A famous Beddgelert hotel – where the legend of Prince Llywelyn and his faithful hound Gelert was sold to the world – has been bought. The Royal Goat Hotel – whose guests have included Ingrid Bergman – was originally built as the Beddgelert Hotel in 1802 by Thomas Jones, whose wife had inherited the Beddgelert estate. It was conceived to cater for the increasing numbers of tourists visiting Snowdon and was the birthplace of a marketing masterstroke by the first tenant manager David Pritchard. He promoted the story of Gelert, the loyal hound mistakenly slain by his master Prince Llywelyn and created a monument known as Gelert’s Grave in a nearby field in an attempt to further boost tourism.

It worked, as the legend became a talking point in Victorian homes and to this day thousands of people visit Gelert’s grave. The hotel became the Royal Goat in the 1870s to commemorate a visit by Prince Arthur, Duke of Connaught. Other famous guests who have stayed at the hotel include Casablanca star Ingrid Bergman, while filming The Inn of the Sixth Happiness. Real estate advisors Colliers International completed the sale of the Royal Goat Hotel to Parkfield Snowdonia Ltd.

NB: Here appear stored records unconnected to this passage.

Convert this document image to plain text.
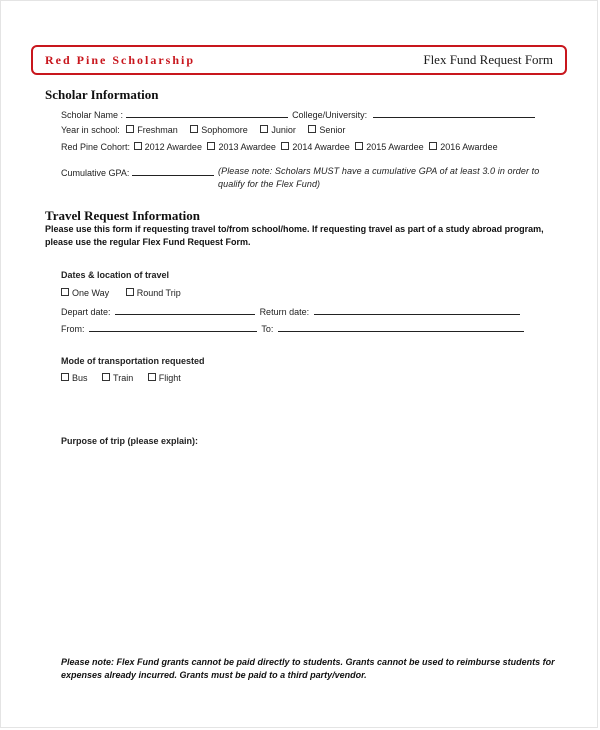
Red Pine Scholarship	Flex Fund Request Form
Scholar Information
Scholar Name :	College/University:
Year in school: Freshman	Sophomore	Junior	Senior
Red Pine Cohort: 2012 Awardee 2013 Awardee 2014 Awardee 2015 Awardee 2016 Awardee
Cumulative GPA:	(Please note: Scholars MUST have a cumulative GPA of at least 3.0 in order to qualify for the Flex Fund)
Travel Request Information
Please use this form if requesting travel to/from school/home. If requesting travel as part of a study abroad program, please use the regular Flex Fund Request Form.
Dates & location of travel
One Way	Round Trip
Depart date:	Return date:
From:	To:
Mode of transportation requested
Bus	Train	Flight
Purpose of trip (please explain):
Please note: Flex Fund grants cannot be paid directly to students. Grants cannot be used to reimburse students for expenses already incurred. Grants must be paid to a third party/vendor.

Acting on behalf of previous owners Ben and Vicky Doodson, who have sold the business to concentrate on a recently launched restaurant venture in Abersoch, Colliers secured the sale from an asking price of £875,000. The new owners are David and Michelle Cattrall, directors of Parkfield Snowdonia, who operate the recently refurbished Saracens Head pub restaurant with accommodation in Beddgelert, and plan to invest in the hotel. The hotel has 33 en suite bedrooms, two residents’ lounges, a public bar and two restaurants.

Neil Thomson, associate director, hotels agency at the Manchester office of Colliers International, believes it demonstrates a materially improved hotel landscape throughout North Wales during the past 12 months. Mr Thomson said: “We’re very pleased to announce this sale. This improved hotel landscape throughout the region has been, and continues to be, driven by a strengthening economy and the subsequent rise in hotel trading performances within popular destination locations such as the Snowdonia National Park. There is no indication there will be any slowdown in demand, and Colliers remains prominently and pro-actively involved in hotel transactions and advisory work throughout the area.”

The Gelert story, as written on the tombstone reads:

“In the 13th century Llewelyn, prince of North Wales, had a palace at Beddgelert. One day he went hunting without Gelert, ‘The Faithful Hound’, who was unaccountably absent. On Llewelyn’s return the truant, stained and smeared with blood, joyfully sprang to meet his master. The prince alarmed hastened to find his son, and saw the infant’s cot empty, the bedclothes and floor covered with blood. The frantic father plunged his sword into the hound’s side, thinking it had killed his heir. The dog’s dying yell was answered by a child’s cry. Llewelyn searched and discovered his boy unharmed, but nearby lay the body of a mighty wolf which Gelert had slain. The prince filled with remorse is said never to have smiled again. He buried Gelert here. The spot is called Beddgelert.”